The next year, in response to the NRC report
Bio2010, Wood and
James Gentile co-chaired an
NRC committee tasked with initiating the
National Academies Summer Institute on Undergraduate
Education. Its goal, Wood said, “was to provide
a professional development workshop for college
level instructors that would introduce them to the
new pedagogy and new ideas about teaching and try to
move them away from traditional lecturing and toward
more active learning.”
Wood feared a workshop on pedagogy might be a
“crashing bore,” but a
pilot workshop held in 2003
turned out to be “a very exciting meeting.”
Consequently, the Summer Institute has continued for
the past ten years under the co-direction of Wood
and
Jo Handelsman, with nearly a thousand educators
going through the program.
Wood and his former postdoc,
Jennifer Knight, now a Senior Instructor at CU
Boulder, revamped their developmental biology course
in 2004. The classroom became their lab as they
implemented lessons learned from the Summer
Institute. “We found it's much more difficult than
bench research, to do a controlled experiment,” Wood
said. “But, it was the same instructors, same
material, same syllabus, just taught in a different
way.”
They cut out about one-third of their lecture time
and used it for clicker questions and other active
learning exercises including group discussions.
Clickers excited Wood because “you could get instant
feedback from a large group of students and actually
have a dialogue with the group...find out whether
they were understanding what you were trying to
explain to them,” he said.
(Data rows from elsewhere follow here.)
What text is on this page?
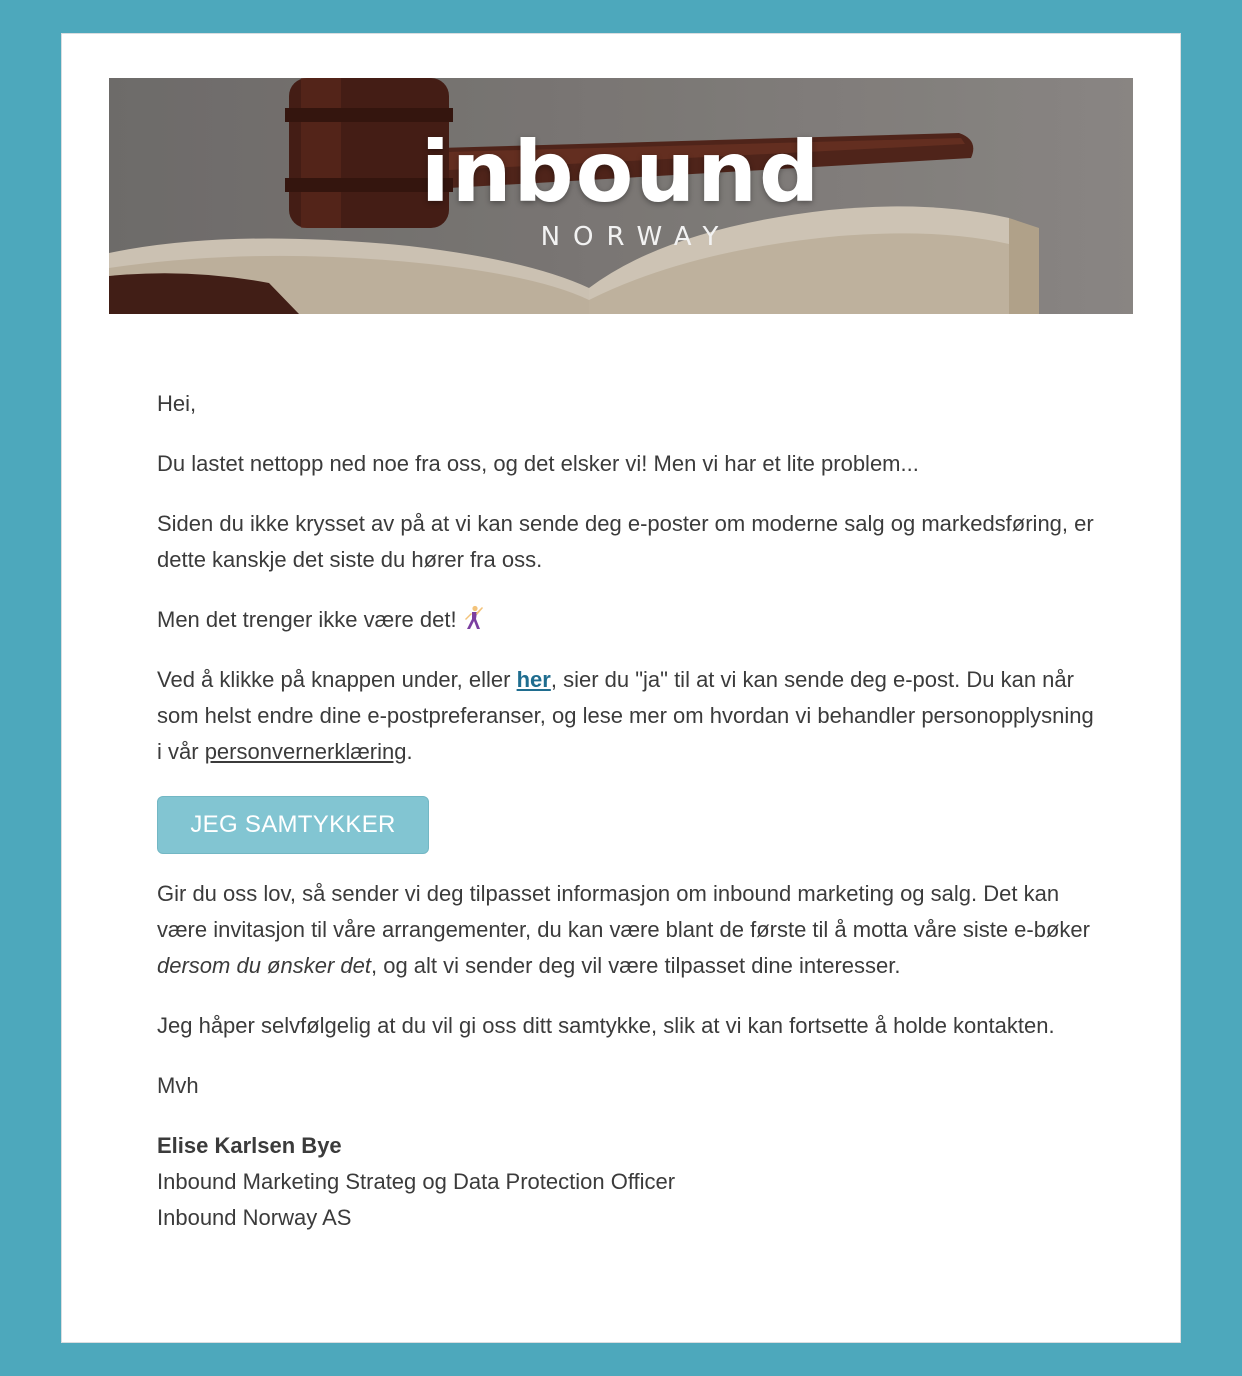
inbound
NORWAY

Hei,

Du lastet nettopp ned noe fra oss, og det elsker vi! Men vi har et lite problem...

Siden du ikke krysset av på at vi kan sende deg e-poster om moderne salg og markedsføring, er dette kanskje det siste du hører fra oss.

Men det trenger ikke være det!

Ved å klikke på knappen under, eller her, sier du "ja" til at vi kan sende deg e-post. Du kan når som helst endre dine e-postpreferanser, og lese mer om hvordan vi behandler personopplysning i vår personvernerklæring.

JEG SAMTYKKER

Gir du oss lov, så sender vi deg tilpasset informasjon om inbound marketing og salg. Det kan være invitasjon til våre arrangementer, du kan være blant de første til å motta våre siste e-bøker dersom du ønsker det, og alt vi sender deg vil være tilpasset dine interesser.

Jeg håper selvfølgelig at du vil gi oss ditt samtykke, slik at vi kan fortsette å holde kontakten.

Mvh

Elise Karlsen Bye
Inbound Marketing Strateg og Data Protection Officer
Inbound Norway AS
It got people engaged.
Knight and Wood showed that student learning
gains were significantly higher in their interactive
developmental biology course compared to their
standard lecture course.
Since retiring from CU Boulder in 2008, Wood has
focused almost exclusively on biology education.
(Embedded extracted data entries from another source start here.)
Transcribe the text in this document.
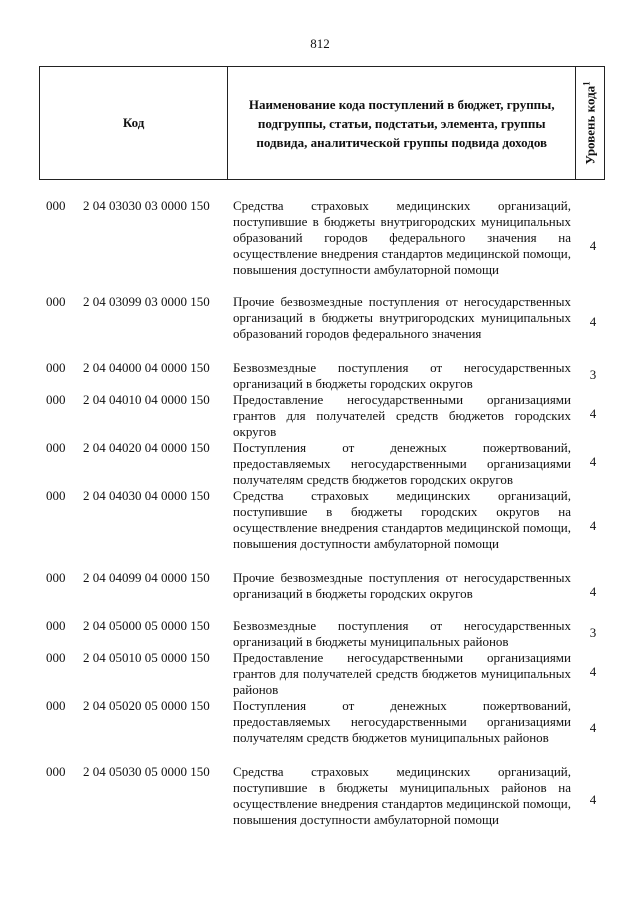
812
Код
Наименование кода поступлений в бюджет, группы, подгруппы, статьи, подстатьи, элемента, группы подвида, аналитической группы подвида доходов	Уровень кода$^1$
000 2 04 03030 03 0000 150 Средства страховых медицинских организаций, поступившие в бюджеты внутригородских муниципальных образований городов федерального значения на осуществление внедрения стандартов медицинской помощи, повышения доступности амбулаторной помощи
4
000 2 04 03099 03 0000 150 Прочие безвозмездные поступления от негосударственных организаций в бюджеты внутригородских муниципальных образований городов федерального значения
4
000 2 04 04000 04 0000 150 Безвозмездные поступления от негосударственных организаций в бюджеты городских округов
3
000 2 04 04010 04 0000 150 Предоставление негосударственными организациями грантов для получателей средств бюджетов городских округов
4
000 2 04 04020 04 0000 150 Поступления от денежных пожертвований, предоставляемых негосударственными организациями получателям средств бюджетов городских округов
4
000 2 04 04030 04 0000 150 Средства страховых медицинских организаций, поступившие в бюджеты городских округов на осуществление внедрения стандартов медицинской помощи, повышения доступности амбулаторной помощи
4
000 2 04 04099 04 0000 150 Прочие безвозмездные поступления от негосударственных организаций в бюджеты городских округов	4
000 2 04 05000 05 0000 150 Безвозмездные поступления от негосударственных организаций в бюджеты муниципальных районов
3
000 2 04 05010 05 0000 150 Предоставление негосударственными организациями грантов для получателей средств бюджетов муниципальных районов
4
000 2 04 05020 05 0000 150 Поступления от денежных пожертвований, предоставляемых негосударственными организациями получателям средств бюджетов муниципальных районов
4
000 2 04 05030 05 0000 150 Средства страховых медицинских организаций, поступившие в бюджеты муниципальных районов на осуществление внедрения стандартов медицинской помощи, повышения доступности амбулаторной помощи
4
From 2005-2010 he was editor-in-chief of the biology
education journal,
CBE-Life
Sciences Education. The journal was designed to
help scientists who were not trained as educators,
but were working on educational issues, publish
respectable papers that would be accepted by the
education community, he said.
In 2004 Wood was awarded the Bruce Alberts Award of
the American Society for Cell Biology for his
distinguished contributions to science education. It
was
Alberts who initially encouraged Wood to serve
on the NRC panel. “He's been a major force in kind
of pushing me for involvement with educational
issues and he's always been tremendously supportive
and appreciative about things that we did,” he said.
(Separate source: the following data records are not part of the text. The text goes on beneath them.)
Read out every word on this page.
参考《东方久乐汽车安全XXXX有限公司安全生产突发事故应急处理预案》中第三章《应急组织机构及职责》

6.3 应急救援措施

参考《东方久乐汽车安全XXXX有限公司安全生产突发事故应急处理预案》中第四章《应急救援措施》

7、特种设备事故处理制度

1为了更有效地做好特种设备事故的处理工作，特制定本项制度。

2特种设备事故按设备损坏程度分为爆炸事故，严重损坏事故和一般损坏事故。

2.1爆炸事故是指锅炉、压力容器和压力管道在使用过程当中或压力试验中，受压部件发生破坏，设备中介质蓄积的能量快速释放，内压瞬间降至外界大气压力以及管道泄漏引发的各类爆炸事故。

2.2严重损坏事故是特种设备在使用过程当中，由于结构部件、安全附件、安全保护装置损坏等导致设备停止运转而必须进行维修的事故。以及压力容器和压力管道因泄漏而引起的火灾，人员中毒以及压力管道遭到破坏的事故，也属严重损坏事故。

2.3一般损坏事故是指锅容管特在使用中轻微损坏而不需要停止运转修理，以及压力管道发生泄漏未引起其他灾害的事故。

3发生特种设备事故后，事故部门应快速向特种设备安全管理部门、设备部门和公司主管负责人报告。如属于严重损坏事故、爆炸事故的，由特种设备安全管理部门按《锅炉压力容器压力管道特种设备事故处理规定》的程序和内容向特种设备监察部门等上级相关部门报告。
Carl Wieman, the Nobel Prize winning physicist,
has also been a mentor for Wood in the science
education realm. “He's one of the smartest people
I've ever met, but also has a real passion for—and
understanding of—how people learn,” Wood said.
“The day we first showed you could put phage
together in the test tube” was one of Wood's most
exciting moments as a scientist. His excitement as a
teacher comes from helping students grasp difficult
concepts. It's rewarding to see “evidence that
students are getting things—getting excited about
learning [and] getting excited about science.”